The laboratory on the top floor was empty but for the monkeys and Johannson’s corpse.

The toxicologist lay on his face where he had fallen, neck broken. The emergency exit, which let on to the fire escape, was open; smoky air was being sucked out through it. As Carnegie stepped away from Johannson’s body officers were already on the fire escape calling to their colleagues below to seek out the fugitive.

“Sir?”

Carnegie looked across at the mustachioed individual who had approached him.

“What is it?”

The officer pointed to the other end of the laboratory, to the test chamber. There was somebody at the window. Carnegie recognized the features, even though they were much changed. It was Jerome. At first he thought the man was watching him, but a short perusal scotched that idea. Jerome was staring, tears on his face, at his own reflection in the smeared glass. Even as Carnegie watched, the face retreated with the gloom of the chamber.

Other officers had noticed the man too. They were moving down the length of the laboratory, taking up positions behind the benches where they had a good line on the door, weapons at the ready. Carnegie had been present in such situations before; they had their own, terrible momentum, Unless he intervened, there would be blood.

“No,” he said, “hold your fire.”

He pressed the protesting officer aside and began to walk down the laboratory, making no attempt to conceal his advance. He walked past sinks in which the remains of Blind Boy guttered, past the bench under which, a short while ago, they’d found the dead Dance. A monkey, its head bowed, dragged itself across his path, apparently deaf to his proximity. He let it find a hole to die in, then moved on to the chamber door. It was ajar. He reached for the handle. Behind him the laboratory had fallen completely silent; all eyes were on him. He pulled the door open. Fingers tightened on triggers. There was no attack however. Carnegie stepped inside.

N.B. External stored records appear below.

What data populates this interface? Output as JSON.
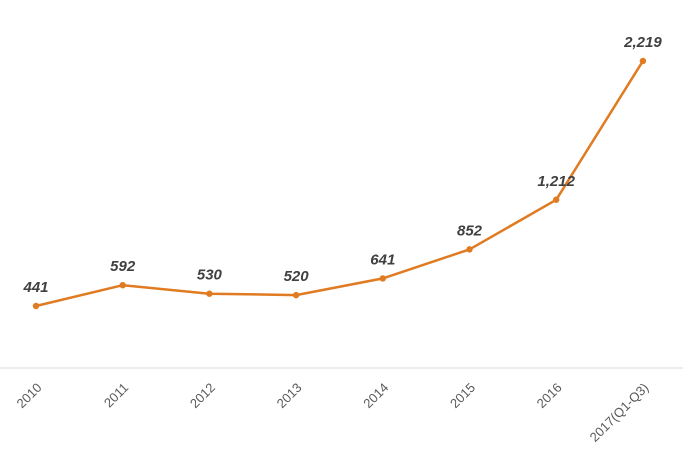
{
  "chart_data": {
    "type": "line",
    "categories": [
      "2010",
      "2011",
      "2012",
      "2013",
      "2014",
      "2015",
      "2016",
      "2017(Q1-Q3)"
    ],
    "series": [
      {
        "values": [
          441,
          592,
          530,
          520,
          641,
          852,
          1212,
          2219
        ],
        "labels": [
          "441",
          "592",
          "530",
          "520",
          "641",
          "852",
          "1,212",
          "2,219"
        ],
        "color": "#E07B22"
      }
    ],
    "ylim": [
      0,
      2400
    ],
    "grid": false,
    "legend": "none",
    "axis_color": "#D9D9D9"
  }
}
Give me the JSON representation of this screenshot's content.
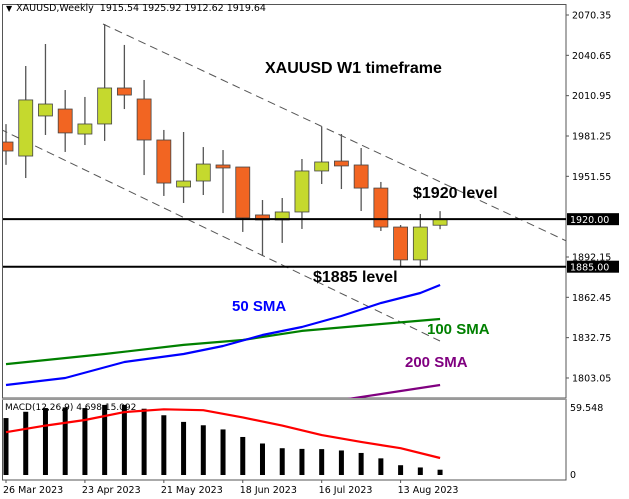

Jerome was standing against the opposite wall. If he saw Carnegie enter, or heard him, he made no sign of it. A dead monkey lay at his feet, one hand still grasping the hem of his trousers. Another whimpered in the corner, holding its head in its hands.

“Jerome?”

Was it Carnegie’s imagination, or could he smell strawberries?

Jerome blinked.

“You’re under arrest,” Carnegie said. Hendrix would appreciate the irony of that, he thought. The man moved his bloody hand from the stab wound in his side to the front of his trousers and began to stroke himself.

“Too late,” Jerome said. He could feel the last fire rising in him. Even if this intruder chose to cross the chamber and arrest him now, the intervening seconds would deny him his capture. Death was here. And what was it, now that he saw it clearly? Just another seduction, another sweet darkness to be filled up, and pleasured and made fertile.

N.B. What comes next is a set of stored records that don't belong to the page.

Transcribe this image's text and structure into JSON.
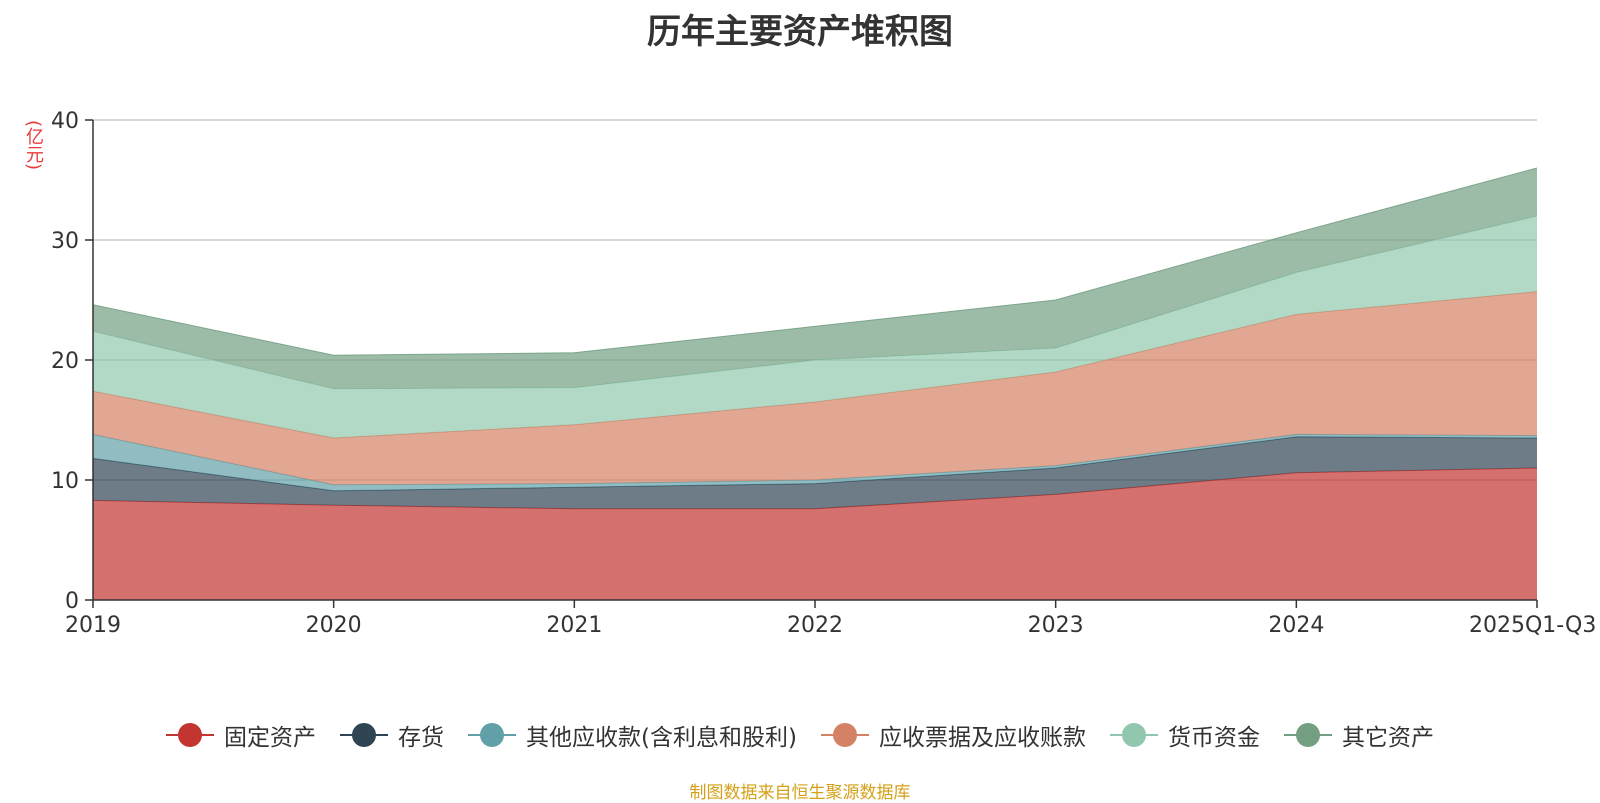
{
  "chart_data": {
    "type": "area",
    "stacked": true,
    "title": "历年主要资产堆积图",
    "ylabel": "(亿元)",
    "ylim": [
      0,
      40
    ],
    "yticks": [
      0,
      10,
      20,
      30,
      40
    ],
    "categories": [
      "2019",
      "2020",
      "2021",
      "2022",
      "2023",
      "2024",
      "2025Q1-Q3"
    ],
    "series": [
      {
        "name": "固定资产",
        "color": "#c23531",
        "values": [
          8.3,
          7.9,
          7.6,
          7.6,
          8.8,
          10.6,
          11.0
        ]
      },
      {
        "name": "存货",
        "color": "#2f4554",
        "values": [
          3.5,
          1.2,
          1.8,
          2.1,
          2.2,
          3.0,
          2.5
        ]
      },
      {
        "name": "其他应收款(含利息和股利)",
        "color": "#61a0a8",
        "values": [
          2.0,
          0.5,
          0.3,
          0.3,
          0.2,
          0.2,
          0.2
        ]
      },
      {
        "name": "应收票据及应收账款",
        "color": "#d48265",
        "values": [
          3.6,
          3.9,
          4.9,
          6.5,
          7.8,
          10.0,
          12.0
        ]
      },
      {
        "name": "货币资金",
        "color": "#91c7ae",
        "values": [
          5.0,
          4.1,
          3.1,
          3.5,
          2.0,
          3.5,
          6.3
        ]
      },
      {
        "name": "其它资产",
        "color": "#749f83",
        "values": [
          2.2,
          2.8,
          2.9,
          2.8,
          4.0,
          3.3,
          4.0
        ]
      }
    ]
  },
  "source": "制图数据来自恒生聚源数据库"
}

A spasm began in his perineum, and lightning traveled in two directions from the spot, up his rod and up his spine. A laugh began in his throat.

In the corner of the chamber the monkey, hearing Jerome’s humor, began to whimper again. The sound momentarily claimed Carnegie’s attention, and when his eyes flitted back to Jerome the shortsighted eyes had closed, the hand had dropped, and he was dead, standing against the wall. For a short time the body defied gravity. Then, gracefully the legs buckled and Jerome fell forward. He was, Carnegie saw, a sack of bones, no more. It was a wonder the man had lived so long.

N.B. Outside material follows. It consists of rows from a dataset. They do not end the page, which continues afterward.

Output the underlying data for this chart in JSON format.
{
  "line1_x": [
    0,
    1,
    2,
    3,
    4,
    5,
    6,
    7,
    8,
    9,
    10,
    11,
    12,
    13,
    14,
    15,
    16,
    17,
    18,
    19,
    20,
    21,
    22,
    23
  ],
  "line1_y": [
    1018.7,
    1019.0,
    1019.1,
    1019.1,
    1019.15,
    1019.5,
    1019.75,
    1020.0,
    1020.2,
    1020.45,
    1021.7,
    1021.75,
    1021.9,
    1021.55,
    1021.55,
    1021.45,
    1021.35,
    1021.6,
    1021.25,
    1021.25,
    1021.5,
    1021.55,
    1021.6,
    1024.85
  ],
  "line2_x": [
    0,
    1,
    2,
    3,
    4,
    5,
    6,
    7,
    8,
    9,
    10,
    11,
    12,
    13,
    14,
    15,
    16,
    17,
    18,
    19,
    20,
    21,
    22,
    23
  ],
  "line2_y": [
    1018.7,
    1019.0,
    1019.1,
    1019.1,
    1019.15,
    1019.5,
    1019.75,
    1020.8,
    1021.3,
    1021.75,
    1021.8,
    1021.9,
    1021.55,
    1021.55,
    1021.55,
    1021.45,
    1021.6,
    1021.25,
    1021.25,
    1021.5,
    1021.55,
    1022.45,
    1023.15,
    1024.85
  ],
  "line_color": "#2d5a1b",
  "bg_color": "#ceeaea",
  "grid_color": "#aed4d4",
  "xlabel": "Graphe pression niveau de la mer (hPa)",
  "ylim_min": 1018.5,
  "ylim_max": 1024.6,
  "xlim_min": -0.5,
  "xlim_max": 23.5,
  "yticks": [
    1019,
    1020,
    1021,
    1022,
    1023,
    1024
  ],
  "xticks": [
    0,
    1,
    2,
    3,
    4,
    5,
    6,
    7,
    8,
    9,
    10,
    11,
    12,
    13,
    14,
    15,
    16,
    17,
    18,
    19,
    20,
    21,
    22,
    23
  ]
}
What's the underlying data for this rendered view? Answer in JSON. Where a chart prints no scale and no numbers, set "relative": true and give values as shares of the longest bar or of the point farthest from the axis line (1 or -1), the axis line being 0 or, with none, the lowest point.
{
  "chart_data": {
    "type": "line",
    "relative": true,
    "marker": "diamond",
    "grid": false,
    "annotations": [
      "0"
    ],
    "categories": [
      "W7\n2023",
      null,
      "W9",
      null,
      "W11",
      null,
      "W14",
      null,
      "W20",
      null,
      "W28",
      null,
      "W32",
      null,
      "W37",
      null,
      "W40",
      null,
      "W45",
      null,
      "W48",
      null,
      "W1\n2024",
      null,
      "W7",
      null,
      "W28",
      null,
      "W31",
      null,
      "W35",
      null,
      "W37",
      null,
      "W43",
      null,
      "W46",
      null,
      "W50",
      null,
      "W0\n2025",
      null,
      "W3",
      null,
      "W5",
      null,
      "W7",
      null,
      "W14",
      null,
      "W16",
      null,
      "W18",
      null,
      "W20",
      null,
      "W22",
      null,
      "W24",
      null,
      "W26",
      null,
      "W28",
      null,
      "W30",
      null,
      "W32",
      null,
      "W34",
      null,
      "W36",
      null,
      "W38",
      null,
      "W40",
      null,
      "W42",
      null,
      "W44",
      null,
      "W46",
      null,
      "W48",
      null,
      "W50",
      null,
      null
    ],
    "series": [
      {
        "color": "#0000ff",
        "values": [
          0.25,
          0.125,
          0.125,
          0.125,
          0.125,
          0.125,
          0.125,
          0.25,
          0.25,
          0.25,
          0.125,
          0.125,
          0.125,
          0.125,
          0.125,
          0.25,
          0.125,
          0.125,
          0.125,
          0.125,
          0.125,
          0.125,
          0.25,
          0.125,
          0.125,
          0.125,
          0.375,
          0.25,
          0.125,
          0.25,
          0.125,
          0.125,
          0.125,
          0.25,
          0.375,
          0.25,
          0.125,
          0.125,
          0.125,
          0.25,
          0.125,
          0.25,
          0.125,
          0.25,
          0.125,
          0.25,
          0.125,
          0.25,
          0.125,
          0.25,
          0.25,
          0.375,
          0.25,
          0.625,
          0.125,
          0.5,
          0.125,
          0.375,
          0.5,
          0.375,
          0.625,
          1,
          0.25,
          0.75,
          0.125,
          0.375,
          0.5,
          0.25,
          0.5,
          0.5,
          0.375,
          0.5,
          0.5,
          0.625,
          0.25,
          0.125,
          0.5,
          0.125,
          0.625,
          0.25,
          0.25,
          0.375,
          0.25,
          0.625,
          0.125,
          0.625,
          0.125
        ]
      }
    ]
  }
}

Cautiously, he crossed to the body and put his finger to the man’s neck. There was no pulse. The remnants of Jerome’s last laugh remained on his face, however, refusing to decay.

“Tell me…” Carnegie whispered to the man, sensing that despite hie preemption he had missed the moment; that once again he was, and perhaps would always be, merely a witness of consequences. “Tell me, What was the joke?” But the blind boy, as is the wont of his clan, wasn’t telling.